Es muy bueno saber que Claudia Sheinbaum, así sea presionada por los Estados Unidos, decidió poner fin a la locura de los abrazos promovidos por su antecesor, discurso que mantuvo durante los seis años con la falacia de combatir las causas, como si combatirlas (que tampoco lo hizo) fuese impedimento para hacer uso legal y legítimo de la fuerza pública. Con esa prédica cómplice y el abandono de sus deberes con la seguridad de los mexicanos, López Obrador dejó crecer la violencia hasta convertir a las organizaciones del mal en sanguinarios e insaciables monstros de mil cabezas. Ahora no encuentran la forma de contenerlo, se sienten con derechos ganados de gobernar absolutos sobre amplias franjas del país, convencidos de haberlos comprado con su dinero sangriento. Dan así razón a los Estados Unidos, de que México es un narcoestado y a decenas de analistas mexicanos que vemos desaparecidas las líneas que dividen al crimen del gobierno. Con López Obrador no se supo donde empezaban unos y terminaban otros, eran los mismos. Es decir, lo que sospechan muchos observadores imparciales: Morena es el gran cártel, el megacártel que no pudo crear Felipe Calderón en su fallido intento de apaciguar al país.
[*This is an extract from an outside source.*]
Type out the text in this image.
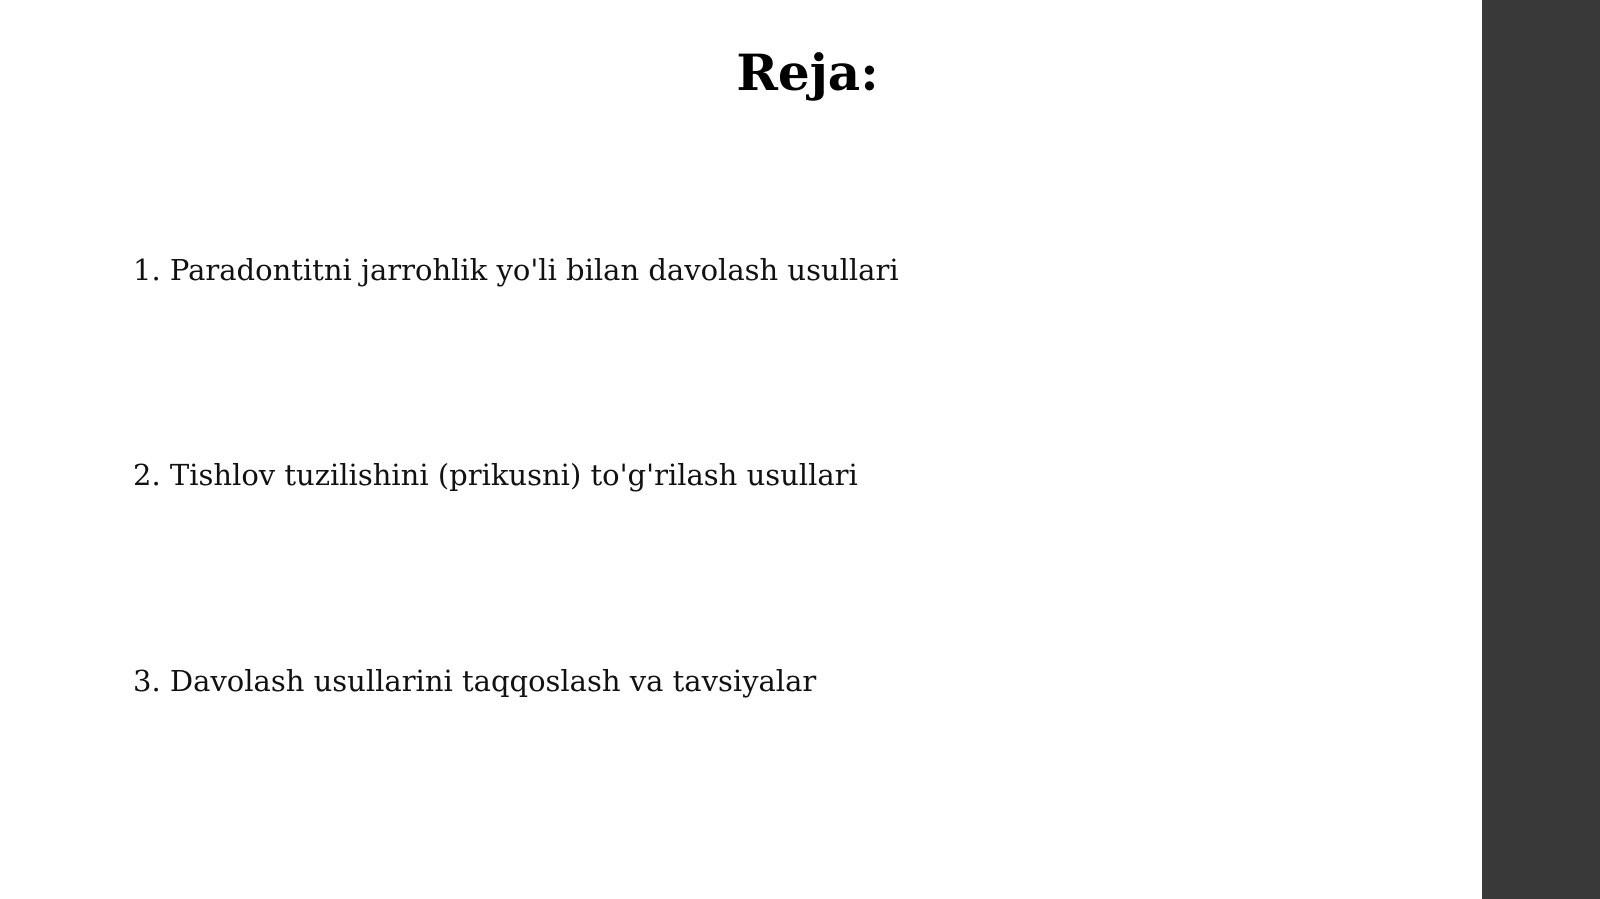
Reja:

1. Paradontitni jarrohlik yo'li bilan davolash usullari

2. Tishlov tuzilishini (prikusni) to'g'rilash usullari

3. Davolash usullarini taqqoslash va tavsiyalar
Para que haya un sincero combate a la criminalidad, la Presidenta precisa dar el gran paso de ir contra políticos y gobernantes que los protegen. Esto implicaría, por supuesto, la voluntad política de procesar a “compañeros del Movimiento” protegidos por el expresidente afincado en Palenque. De no hacerlo, la inseguridad seguirá creciendo con el surgimiento de nuevos y más violentos “menchos”, han cortado la cabeza del más odiado pero nuevos surgirán en su lugar y cuando surjan reclamarán más territorio y nuevos derechos de impunidad, acentuando la carrera siniestra por el control del país, donde claramente las fuerzas del gobierno están perdiendo. Hoy no pueden detener a un líder mediano sin que cause terror en la sociedad, esa tendencia debe ser revertida. Muy bien por la Presidenta Sheinbaum, felicidades y que siga deteniendo capos empoderados, pero siempre serán insuficientes si deja intocados a los que ocupan altos cargos del gobierno. Por ellos también debe ir.

Rompeolas

No me gustó ver al general comandante llorar en la mañanera, cuando daba el reporte de las bajas en los operativos contra el Mencho. Entiendo que es un ser humano y que derrama una lágrima por sus hermanos de lucha, pero también es el Secretario de la Defensa, el general de más alto rango en el país a quien no le es dado presentar esos episodios de franca debilidad.